CBS and other broadcasters are also picking up viewers online. CBS has increased the commercial load on its full-episode power to 14 ads per hour.

"What that means is that a viewer streaming our program online is now worth substantially more to us than a person watching that program in playback mode and skipping many of the commercials," Poltrack said. "In fact, the value of the online viewer is now surpassing that of the live viewer as well."

He added that VOD is growing as a distribution medium for primetime network programming. "At CBS we have seen a 19% increase in VOD viewing of our primetime series this fall," he said.

Increased viewership is one reason why the cable networks' 52% share of ad dollars might be as high as it gets.

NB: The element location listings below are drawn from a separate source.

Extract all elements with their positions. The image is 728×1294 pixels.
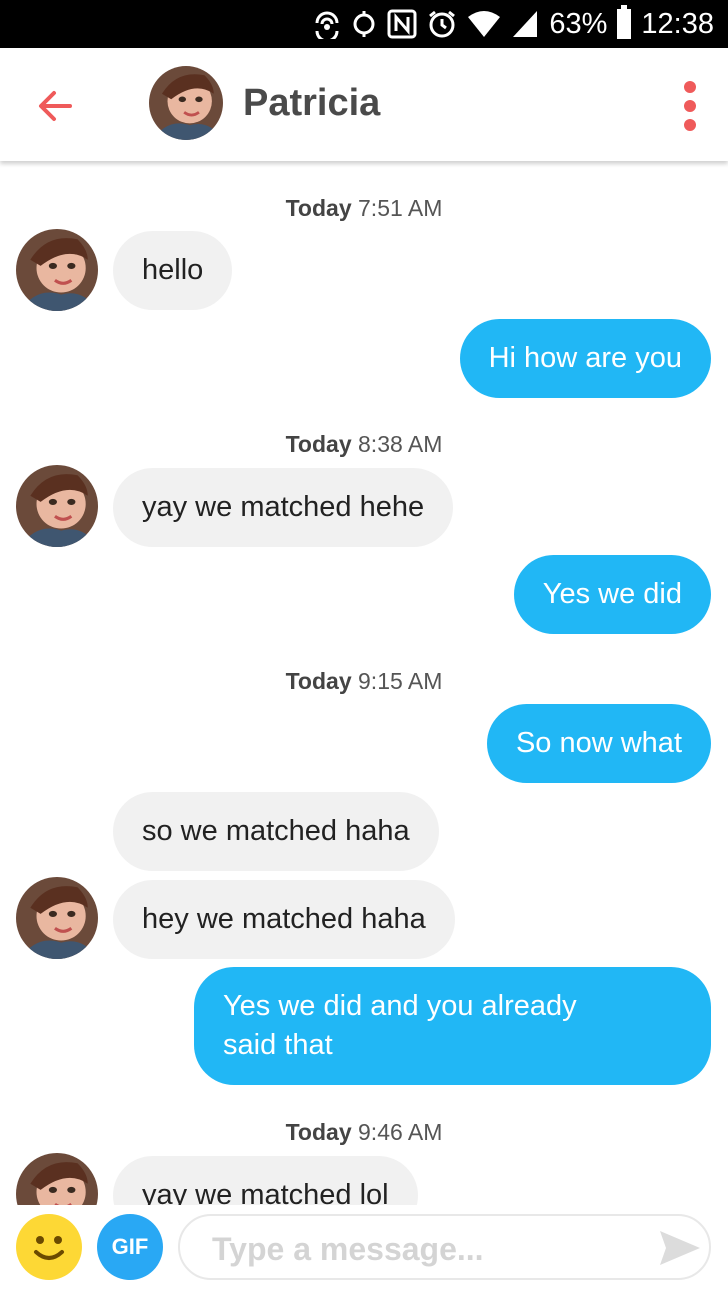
smiley-icon <box>34 1236 64 1260</box>
incoming-message[interactable]: yay we matched lol <box>113 1156 418 1205</box>
incoming-message[interactable]: hey we matched haha <box>113 880 455 959</box>
avatar-image <box>16 877 98 959</box>
outgoing-message[interactable]: Yes we did and you already said that <box>194 967 711 1085</box>
emoji-button[interactable] <box>16 1214 82 1280</box>
battery-percent: 63% <box>549 7 608 40</box>
sender-avatar[interactable] <box>16 877 98 959</box>
sender-avatar[interactable] <box>16 229 98 311</box>
timestamp: Today 9:46 AM <box>285 1119 443 1145</box>
incoming-message[interactable]: yay we matched hehe <box>113 468 454 547</box>
outgoing-message[interactable]: Yes we did <box>513 555 711 634</box>
signal-icon <box>513 11 538 37</box>
more-vert-icon[interactable] <box>676 78 704 134</box>
outgoing-message[interactable]: Hi how are you <box>459 319 711 398</box>
hotspot-icon <box>315 11 339 39</box>
back-arrow-icon[interactable] <box>34 84 78 128</box>
gif-button[interactable]: GIF <box>97 1214 163 1280</box>
compose-bar: GIF <box>0 1205 728 1294</box>
sender-avatar[interactable] <box>16 1153 98 1205</box>
incoming-message[interactable]: hello <box>113 231 233 310</box>
message-list[interactable]: Today 7:51 AM hello Hi how are you Today… <box>0 161 728 1205</box>
contact-name[interactable]: Patricia <box>243 82 380 125</box>
avatar-image <box>16 1153 98 1205</box>
battery-icon <box>617 5 632 39</box>
message-field[interactable] <box>178 1214 711 1280</box>
incoming-message[interactable]: so we matched haha <box>113 792 439 871</box>
contact-avatar[interactable] <box>149 66 223 140</box>
outgoing-message[interactable]: So now what <box>486 704 711 783</box>
nfc-icon <box>387 9 417 39</box>
timestamp: Today 9:15 AM <box>285 668 443 694</box>
chat-header: Patricia <box>0 48 728 161</box>
timestamp: Today 8:38 AM <box>285 431 443 457</box>
avatar-image <box>149 66 223 140</box>
location-icon <box>353 11 375 37</box>
avatar-image <box>16 465 98 547</box>
status-bar: 63% 12:38 <box>0 0 728 48</box>
sender-avatar[interactable] <box>16 465 98 547</box>
clock: 12:38 <box>641 7 714 40</box>
send-icon[interactable] <box>658 1229 702 1267</box>
message-input[interactable] <box>210 1228 634 1270</box>
timestamp: Today 7:51 AM <box>285 195 443 221</box>
alarm-icon <box>429 10 456 38</box>
avatar-image <box>16 229 98 311</box>
wifi-icon <box>468 11 501 37</box>
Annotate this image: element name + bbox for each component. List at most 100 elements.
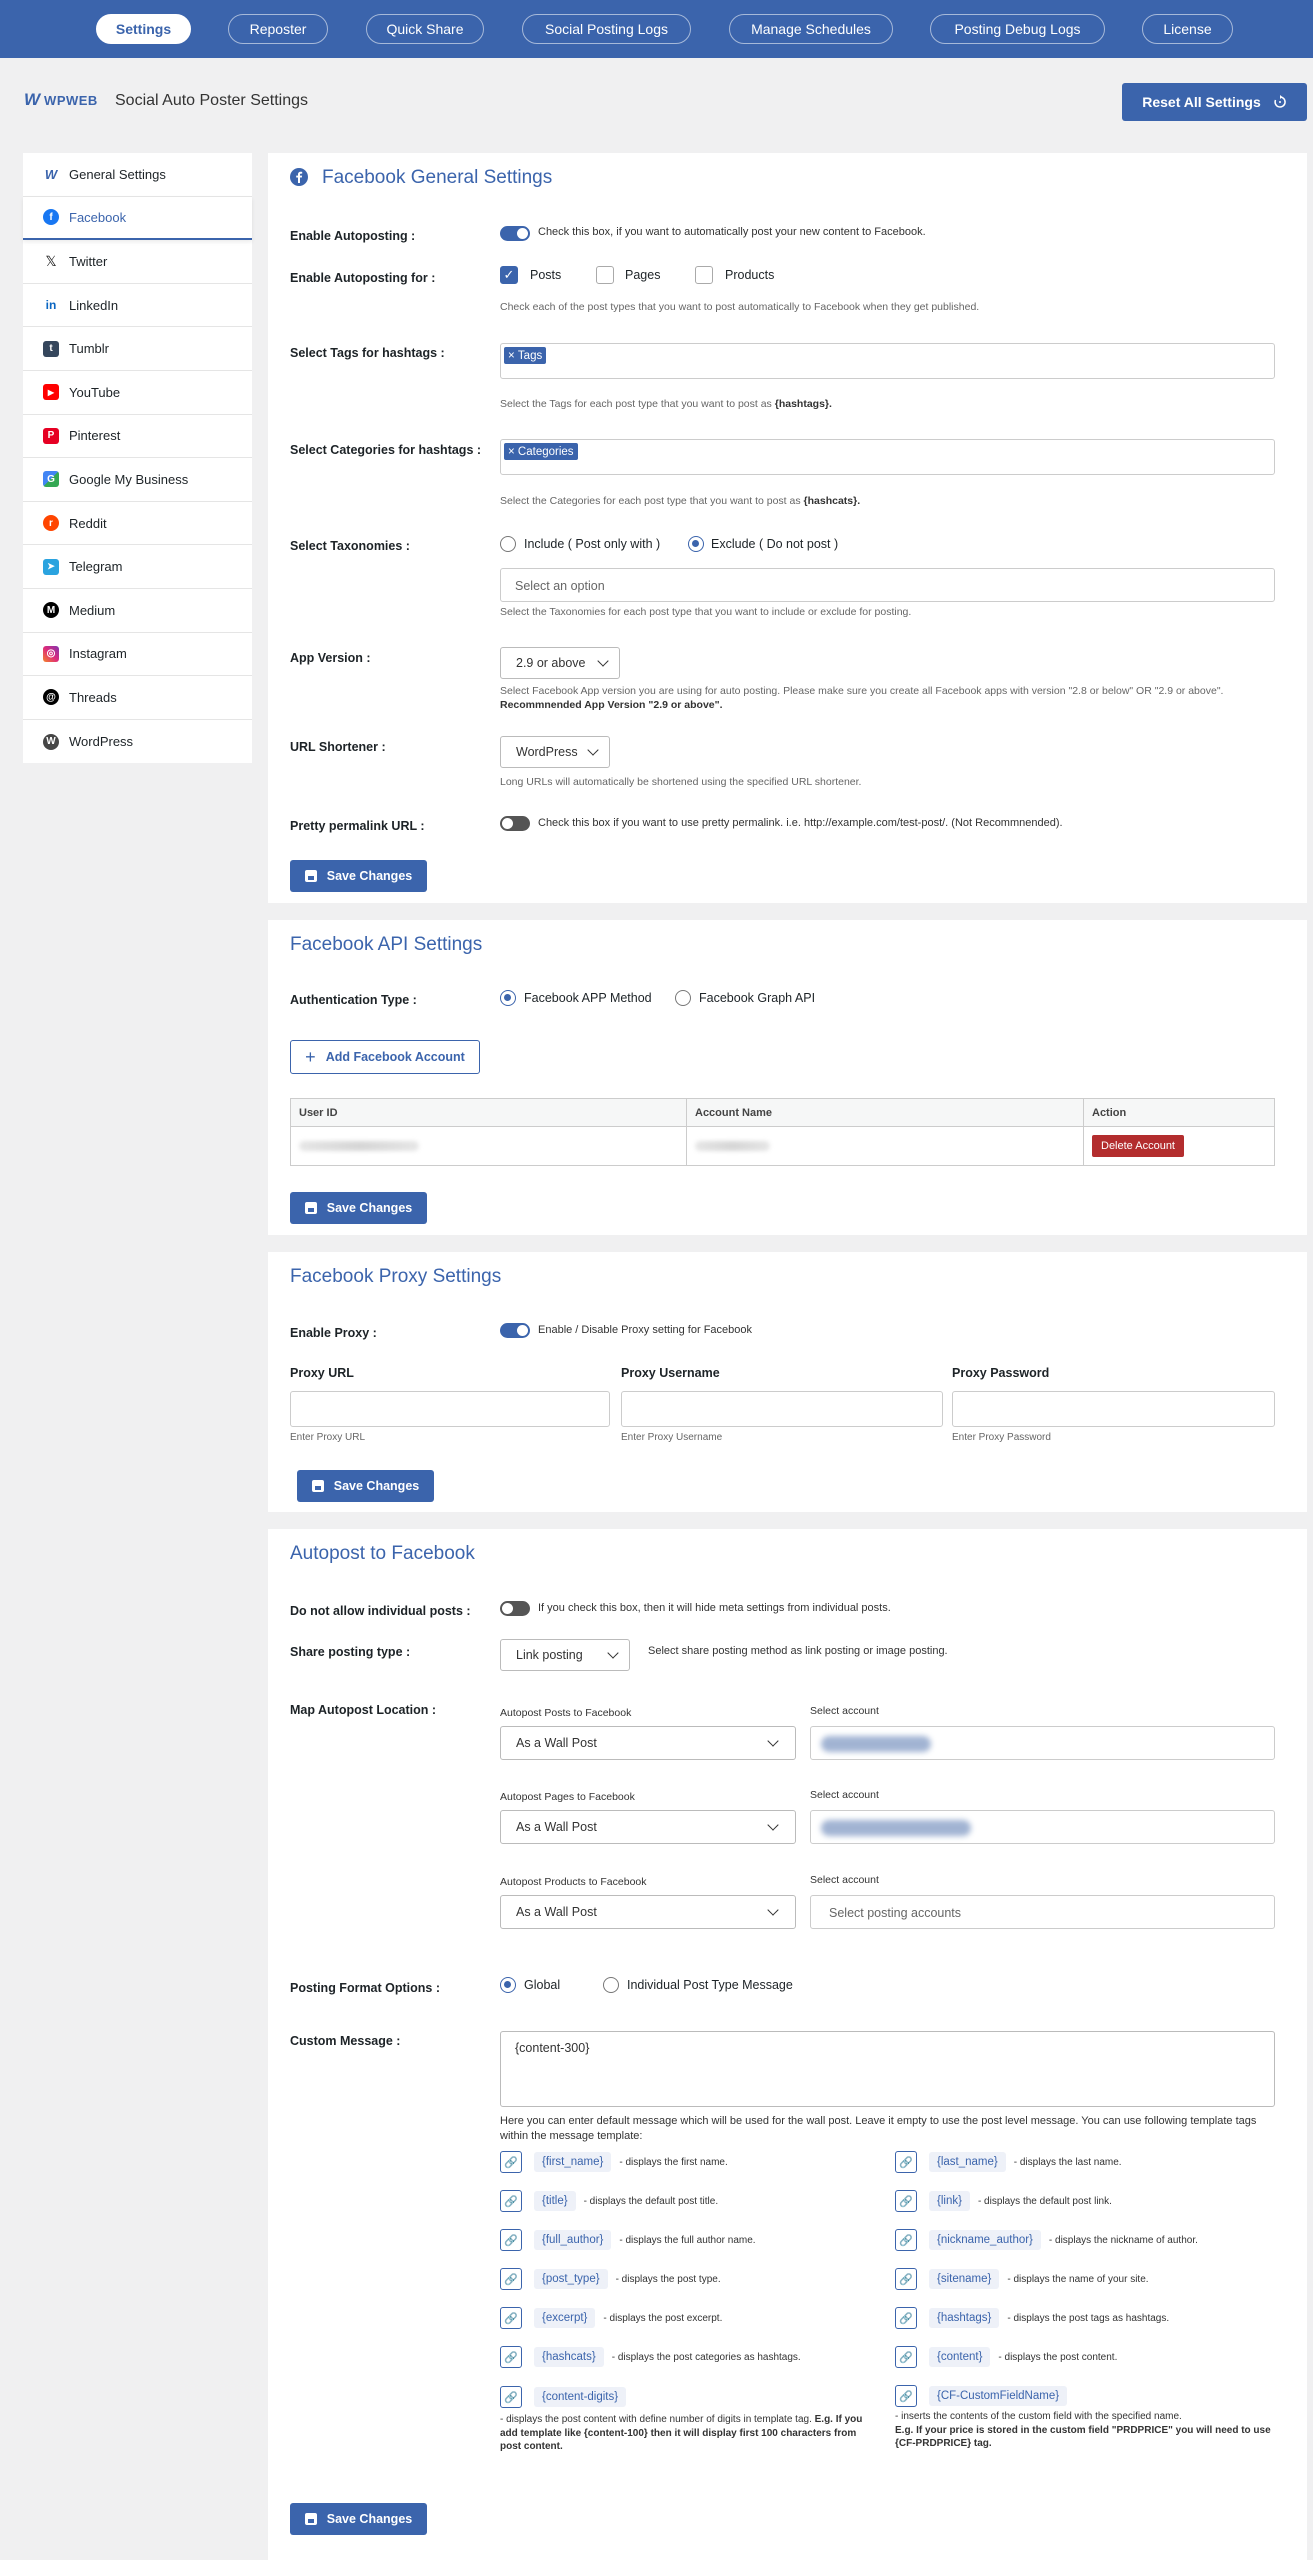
sidebar-item-reddit[interactable]: r Reddit [23, 502, 252, 546]
location-pages-select[interactable]: As a Wall Post [500, 1810, 796, 1844]
sidebar-item-instagram[interactable]: ◎ Instagram [23, 633, 252, 677]
link-icon[interactable]: 🔗 [895, 2151, 917, 2173]
enable-autoposting-toggle[interactable] [500, 226, 530, 241]
chevron-down-icon [587, 744, 599, 756]
taxonomy-exclude-radio[interactable] [688, 536, 704, 552]
sidebar-item-youtube[interactable]: ▶ YouTube [23, 371, 252, 415]
share-posting-type-value: Link posting [516, 1648, 583, 1662]
link-icon[interactable]: 🔗 [500, 2190, 522, 2212]
link-icon[interactable]: 🔗 [895, 2307, 917, 2329]
posts-checkbox[interactable]: ✓ [500, 266, 518, 284]
wpweb-icon: W [44, 166, 58, 182]
add-facebook-account-button[interactable]: + Add Facebook Account [290, 1040, 480, 1074]
tumblr-icon: t [43, 340, 59, 357]
link-icon[interactable]: 🔗 [500, 2307, 522, 2329]
tab-license[interactable]: License [1142, 14, 1233, 44]
tab-posting-debug-logs[interactable]: Posting Debug Logs [930, 14, 1105, 44]
taxonomies-select[interactable]: Select an option [500, 568, 1275, 602]
link-icon[interactable]: 🔗 [500, 2346, 522, 2368]
save-label: Save Changes [326, 869, 413, 883]
template-tag-code: {full_author} [534, 2230, 612, 2250]
sidebar-item-tumblr[interactable]: t Tumblr [23, 327, 252, 371]
location-posts-account-select[interactable] [810, 1726, 1275, 1760]
location-products-account-select[interactable]: Select posting accounts [810, 1895, 1275, 1929]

In fact, the trend might reverse and start to come down, according to Poltrack.

"We have isolated 36 product categories each with over $20 million in spending between broadcast and cable and over 60% of that money is going to the cable networks,' he said. "Just getting these categories back to the all-category 48/52 split would add $344 million in broadcast network spending."

Poltrack said that single-source research from companies like TRA allow marketers to figure out the return on investment for each part of their ad campaigns.

"Recent work by TRA has specifically addressed the issue of the broadcast/cable mix of television campaigns," he said. "In this work, TRA found that campaigns with over 50% of their GRPs on the Broadcast channels delivered consistently higher ROIs than campaigns with over sixty percent of their GRPs in cable."

CBS is working with consumer package goods marketers who tend to buy cable because of its lower CPMs, to use single-source data from TRA and Nielsen's Catalina Solutions, to show that lower CPMs are less relevant compared to the superior ROI of broadcast network campaign.

"I believe that this new research capability will motivate advertisers to shift ad dollars back to broadcast primetime," Poltrack said.

Poltrack also pointed to new tools being made available to planners and buyers that allow them to put shows on a media plan based on actual product consumption rather than the more traditional age and sex based demographic.

"Volumetrics enables Nielsen Catalina Solutions to define television audiences for advertisers in terms of actual product purchase behavior as opposed to surrogate demographic measures," Poltrack said. "The application of this form of audience evaluation often substantially changes the relative ranking of programs."